*
"It's so different," Jin said in awe as he took in the station. "It looks nothing like it did during the war."
Gone were the utilitarian gray walls and narrow spaces she remembered from her previous visit. They'd been perfectly functional—sterile, not a small scrap of color to soften the place. Now, the station looked elegant and timeless, bright spots of color saving it from being too monotonous.
Peacetime had been good to O’Riley, taking it from an obscure military outpost to a thriving hub of trade and government. The central area where warships had once docked for servicing was now an open-air market. The atrium slightly resembled a beehive, with dozens of levels of terraces clinging to the edges and a wide-open space in the middle of the station where several varieties of small ships floated from level to level like bees sampling the different delights.
The ships were personal cruisers, not meant for actual space travel. Some resembled old Earth sailboats, complete with a mast and sail to catch the wind currents stirring the interior of the atrium. Air gondolas also navigated the space, carrying couples intent on a romantic tour of the beehive. Still other ships were built for speed and zipped through the air with reckless abandon.
Kira even saw a few hoverboards staying close to the terraces as hoverbikes made the journey from below to those terraces high above.
A long tram crossed from one side of the atrium to the other. It rushed over an open drop, the floor of the station far below it.
Above it all was a large dome where dozens of bright UV lights meant to imitate a miniature sun twinkled. Those lights were the reasons for the small trees and planters filled with thriving flowers and bushes that lined the walking paths which bustled with business. High-end merchants had laid claim to the physical shops set along the walls, while smaller vendors plonked their mobile carts wherever they pleased—including the middle of the walkway
In a way, it was genius, forcing tourists to stop and look as they threaded through the maze the carts turned the walkway into.

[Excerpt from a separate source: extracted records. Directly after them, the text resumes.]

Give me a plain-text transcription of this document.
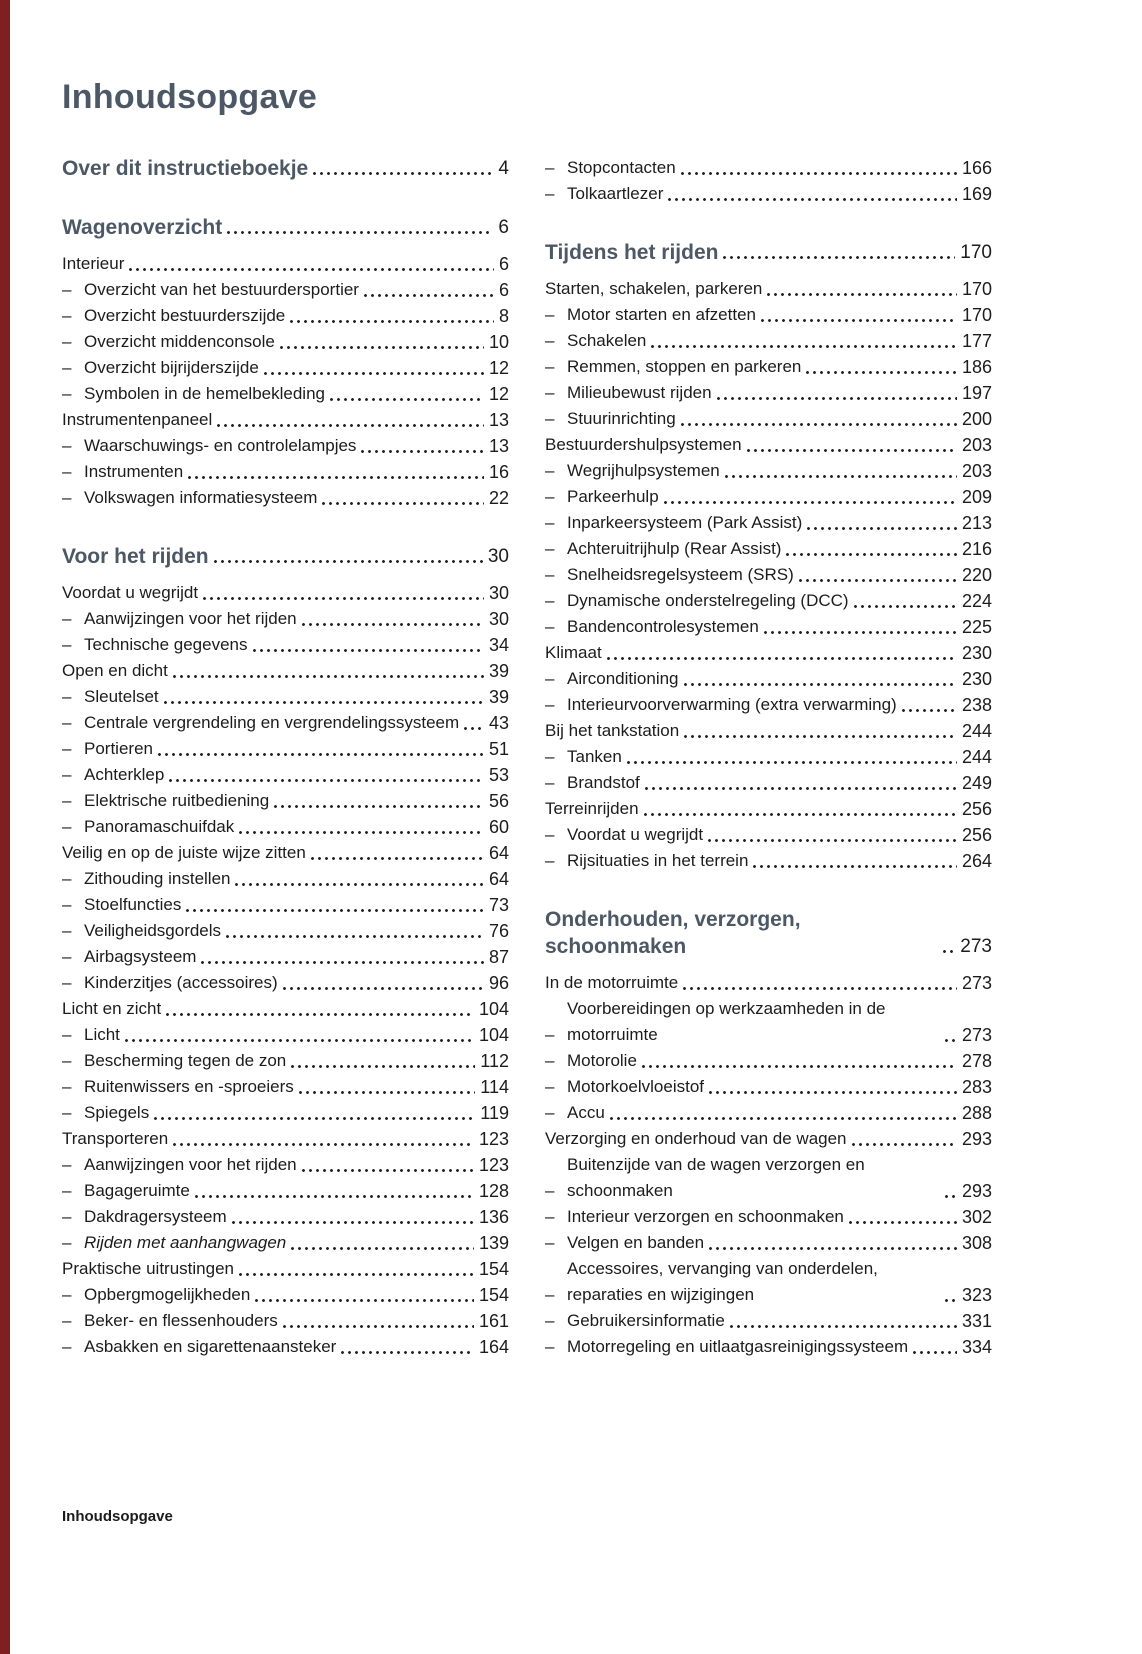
Inhoudsopgave
Over dit instructieboekje	4
Wagenoverzicht	6
Interieur	6
– Overzicht van het bestuurdersportier	6
– Overzicht bestuurderszijde	8
– Overzicht middenconsole	10
– Overzicht bijrijderszijde	12
– Symbolen in de hemelbekleding	12
Instrumentenpaneel	13
– Waarschuwings- en controlelampjes	13
– Instrumenten	16
– Volkswagen informatiesysteem	22
Voor het rijden	30
Voordat u wegrijdt	30
– Aanwijzingen voor het rijden	30
– Technische gegevens	34
Open en dicht	39
– Sleutelset	39
– Centrale vergrendeling en vergrendelingssysteem 43
– Portieren	51
– Achterklep	53
– Elektrische ruitbediening	56
– Panoramaschuifdak	60
Veilig en op de juiste wijze zitten	64
– Zithouding instellen	64
– Stoelfuncties	73
– Veiligheidsgordels	76
– Airbagsysteem	87
– Kinderzitjes (accessoires)	96
Licht en zicht	104
– Licht	104
– Bescherming tegen de zon	112
– Ruitenwissers en -sproeiers	114
– Spiegels	119
Transporteren	123
– Aanwijzingen voor het rijden	123
– Bagageruimte	128
– Dakdragersysteem	136
– Rijden met aanhangwagen	139
Praktische uitrustingen	154
– Opbergmogelijkheden	154
– Beker- en flessenhouders	161
– Asbakken en sigarettenaansteker	164
– Stopcontacten	166
– Tolkaartlezer	169
Tijdens het rijden	170
Starten, schakelen, parkeren	170
– Motor starten en afzetten	170
– Schakelen	177
– Remmen, stoppen en parkeren	186
– Milieubewust rijden	197
– Stuurinrichting	200
Bestuurdershulpsystemen	203
– Wegrijhulpsystemen	203
– Parkeerhulp	209
– Inparkeersysteem (Park Assist)	213
– Achteruitrijhulp (Rear Assist)	216
– Snelheidsregelsysteem (SRS)	220
– Dynamische onderstelregeling (DCC)	224
– Bandencontrolesystemen	225
Klimaat	230
– Airconditioning	230
– Interieurvoorverwarming (extra verwarming)	238
Bij het tankstation	244
– Tanken	244
– Brandstof	249
Terreinrijden	256
– Voordat u wegrijdt	256
– Rijsituaties in het terrein	264
Onderhouden, verzorgen, schoonmaken	273
In de motorruimte	273
–
Voorbereidingen op werkzaamheden in de motorruimte	273
– Motorolie	278
– Motorkoelvloeistof	283
– Accu	288
Verzorging en onderhoud van de wagen	293
–
Buitenzijde van de wagen verzorgen en schoonmaken	293
– Interieur verzorgen en schoonmaken	302
– Velgen en banden	308
–
Accessoires, vervanging van onderdelen, reparaties en wijzigingen	323
– Gebruikersinformatie	331
– Motorregeling en uitlaatgasreinigingssysteem	334
Inhoudsopgave
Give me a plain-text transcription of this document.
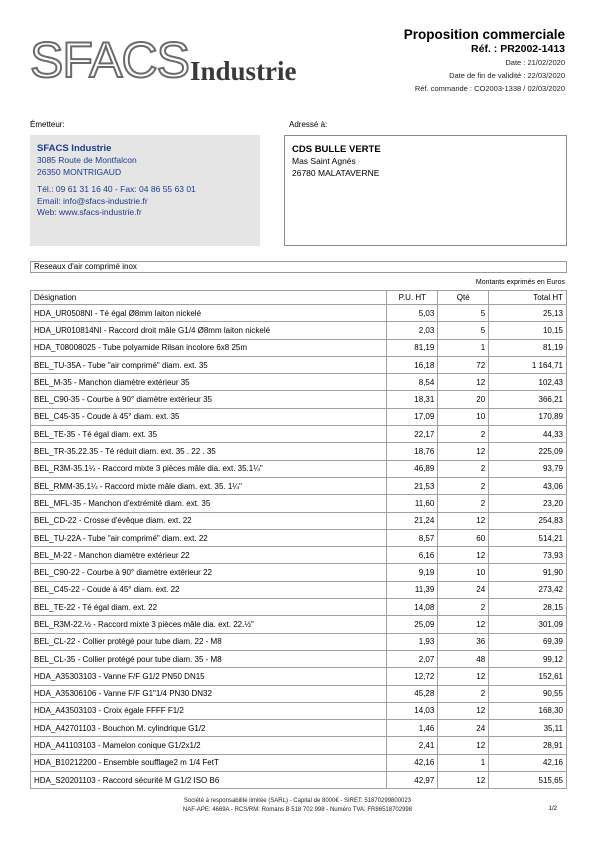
SFACS Industrie
Proposition commerciale
Réf. : PR2002-1413
Date : 21/02/2020
Date de fin de validité : 22/03/2020
Réf. commande : CO2003-1338 / 02/03/2020
Émetteur:	Adressé à:
SFACS Industrie
3085 Route de Montfalcon
26350 MONTRIGAUD
Tél.: 09 61 31 16 40 - Fax: 04 86 55 63 01
Email: info@sfacs-industrie.fr
Web: www.sfacs-industrie.fr
CDS BULLE VERTE
Mas Saint Agnés
26780 MALATAVERNE
Reseaux d'air comprimé inox
Montants exprimés en Euros
Désignation	P.U. HT	Qté	Total HT
HDA_UR0508NI - Té égal Ø8mm laiton nickelé	5,03	5	25,13
HDA_UR010814NI - Raccord droit mâle G1/4 Ø8mm laiton nickelé	2,03	5	10,15
HDA_T08008025 - Tube polyamide Rilsan incolore 6x8 25m	81,19	1	81,19
BEL_TU-35A - Tube "air comprimé" diam. ext. 35	16,18	72	1 164,71
BEL_M-35 - Manchon diamètre extérieur 35	8,54	12	102,43
BEL_C90-35 - Courbe à 90° diamètre extérieur 35	18,31	20	366,21
BEL_C45-35 - Coude à 45° diam. ext. 35	17,09	10	170,89
BEL_TE-35 - Té égal diam. ext. 35	22,17	2	44,33
BEL_TR-35.22.35 - Té réduit diam. ext. 35 . 22 . 35	18,76	12	225,09
BEL_R3M-35.1¼ - Raccord mixte 3 pièces mâle dia. ext. 35.1¼"	46,89	2	93,79
BEL_RMM-35.1¼ - Raccord mixte mâle diam. ext. 35. 1¼"	21,53	2	43,06
BEL_MFL-35 - Manchon d'extrémité diam. ext. 35	11,60	2	23,20
BEL_CD-22 - Crosse d'évêque diam. ext. 22	21,24	12	254,83
BEL_TU-22A - Tube "air comprimé" diam. ext. 22	8,57	60	514,21
BEL_M-22 - Manchon diamètre extérieur 22	6,16	12	73,93
BEL_C90-22 - Courbe à 90° diamètre extérieur 22	9,19	10	91,90
BEL_C45-22 - Coude à 45° diam. ext. 22	11,39	24	273,42
BEL_TE-22 - Té égal diam. ext. 22	14,08	2	28,15
BEL_R3M-22.½ - Raccord mixte 3 pièces mâle dia. ext. 22.½"	25,09	12	301,09
BEL_CL-22 - Collier protégé pour tube diam. 22 - M8	1,93	36	69,39
BEL_CL-35 - Collier protégé pour tube diam. 35 - M8	2,07	48	99,12
HDA_A35303103 - Vanne F/F G1/2 PN50 DN15	12,72	12	152,61
HDA_A35306106 - Vanne F/F G1"1/4 PN30 DN32	45,28	2	90,55
HDA_A43503103 - Croix égale FFFF F1/2	14,03	12	168,30
HDA_A42701103 - Bouchon M. cylindrique G1/2	1,46	24	35,11
HDA_A41103103 - Mamelon conique G1/2x1/2	2,41	12	28,91
HDA_B10212200 - Ensemble soufflage2 m 1/4 FetT	42,16	1	42,16
HDA_S20201103 - Raccord sécurité M G1/2 ISO B6	42,97	12	515,65
Société à responsabilité limitée (SARL) - Capital de 8000€ - SIRET: 51870299800023
NAF-APE: 4669A - RCS/RM: Romans B 518 702 998 - Numéro TVA: FR86518702998	1/2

O'Riley was a shining gem of human ingenuity. Class and privilege shone from the carefully crafted engineering marvel. The station was an emphatic statement, saying this wasn't the backwater of the galaxy anymore. The war might have humbled humanity, but it hadn't broken them. They rose from the ashes to rebuild better and stronger than ever.

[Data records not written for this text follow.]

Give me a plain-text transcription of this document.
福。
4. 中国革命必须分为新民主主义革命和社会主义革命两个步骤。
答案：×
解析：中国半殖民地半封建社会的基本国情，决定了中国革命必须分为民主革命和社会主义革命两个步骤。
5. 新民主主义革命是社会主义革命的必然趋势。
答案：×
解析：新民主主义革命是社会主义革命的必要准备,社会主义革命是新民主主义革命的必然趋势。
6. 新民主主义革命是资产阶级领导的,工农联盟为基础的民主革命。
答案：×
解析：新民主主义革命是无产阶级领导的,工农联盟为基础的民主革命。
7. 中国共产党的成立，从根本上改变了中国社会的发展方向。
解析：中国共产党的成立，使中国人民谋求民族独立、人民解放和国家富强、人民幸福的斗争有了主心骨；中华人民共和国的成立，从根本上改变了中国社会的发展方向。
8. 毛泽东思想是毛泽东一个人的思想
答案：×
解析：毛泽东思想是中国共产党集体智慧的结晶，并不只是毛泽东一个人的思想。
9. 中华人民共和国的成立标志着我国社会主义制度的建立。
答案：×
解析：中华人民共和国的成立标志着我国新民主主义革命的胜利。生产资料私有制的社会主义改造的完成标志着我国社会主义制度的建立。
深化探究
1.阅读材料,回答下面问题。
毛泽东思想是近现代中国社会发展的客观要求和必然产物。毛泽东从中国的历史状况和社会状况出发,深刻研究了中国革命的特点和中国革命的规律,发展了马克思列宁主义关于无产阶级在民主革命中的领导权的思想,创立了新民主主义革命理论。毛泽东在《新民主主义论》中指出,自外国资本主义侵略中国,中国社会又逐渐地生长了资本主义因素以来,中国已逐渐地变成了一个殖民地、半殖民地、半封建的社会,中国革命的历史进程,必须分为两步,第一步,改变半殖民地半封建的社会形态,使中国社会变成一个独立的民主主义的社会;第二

Kira and Jin shuffled along the terrace as Kira tried to tamp down the irritation of being surrounded by so many bodies. She’d forgotten how crazy this place was, the press of humanity almost claustrophobic.
For someone used to the quiet of a small ship, this place was a madhouse. A dizzying confusion to senses adapted to solitude and plain walls.
Chaos hammered at her. Voices, sights, sounds–everything drawing her nerves tighter and tighter.
She took a deep breath and then another before she pushed everything away, concentrating on centering herself in the here and now.
Kira spotted a kiosk and strode over to it as Jin flitted from one thing to another. He didn't have the same issues with crowded places as she did.
"Look, they're selling candy globes," he crooned. "Can we get one?"
"You don't have taste buds," she told him.
"But you do," he said hopefully.
She paused and gave him a frown. "I'm not eating that crap just so you can ride my senses. You can do that when we get to theWanderer."
Jin was an oddity among oddities. Unique in a universe full of unique things. He was machine but not. Artificial but real.
One of the many things he had discovered over the years was an ability to tap into Kira's senses—taste, smell, touch, sight, and hearing. It allowed him to experience the world on a more human level, turning it from logical data to something tangible he could feel and almost touch.
“Please.”
"That stuff tastes like crap."
"Come on, just one thing," he pleaded.
"What happened to in and out?"
They both stopped when they reached the kiosk, each going silent as they took in the image displayed on the front—a soldier in a Hadron class combat suit riding a waveboard into the upper atmosphere. Emblazoned on the person’s uniform was the image of a bird on fire. Behind the soldier, just breaking through the clouds, were ten more in a perfect V formation. The air was filled with fire as wreckage rained down around them, ships above dying as Tsavitee ground artillery picked them off one by one.
Under the image was emblazoned, "What difference will you make?"
Kira swallowed painfully, unable to move, the sight locking her in place.
The Wave Runners were a specialized and elite military unit, bridging the gap between combat suit and aircraft. The hoverboard under their feet made them faster and more maneuverable than any ship ever could be.
They were a product of the war. Their tactics had evolved to meet the Tsavitee's superior forces head-on—the suits and board compensating for human weakness. Humans might never be as strong or fast, physically, as the Tsavitee, but they were smart and adapted even under the worst of circumstances. The Wave Runners were perhaps the best example of that.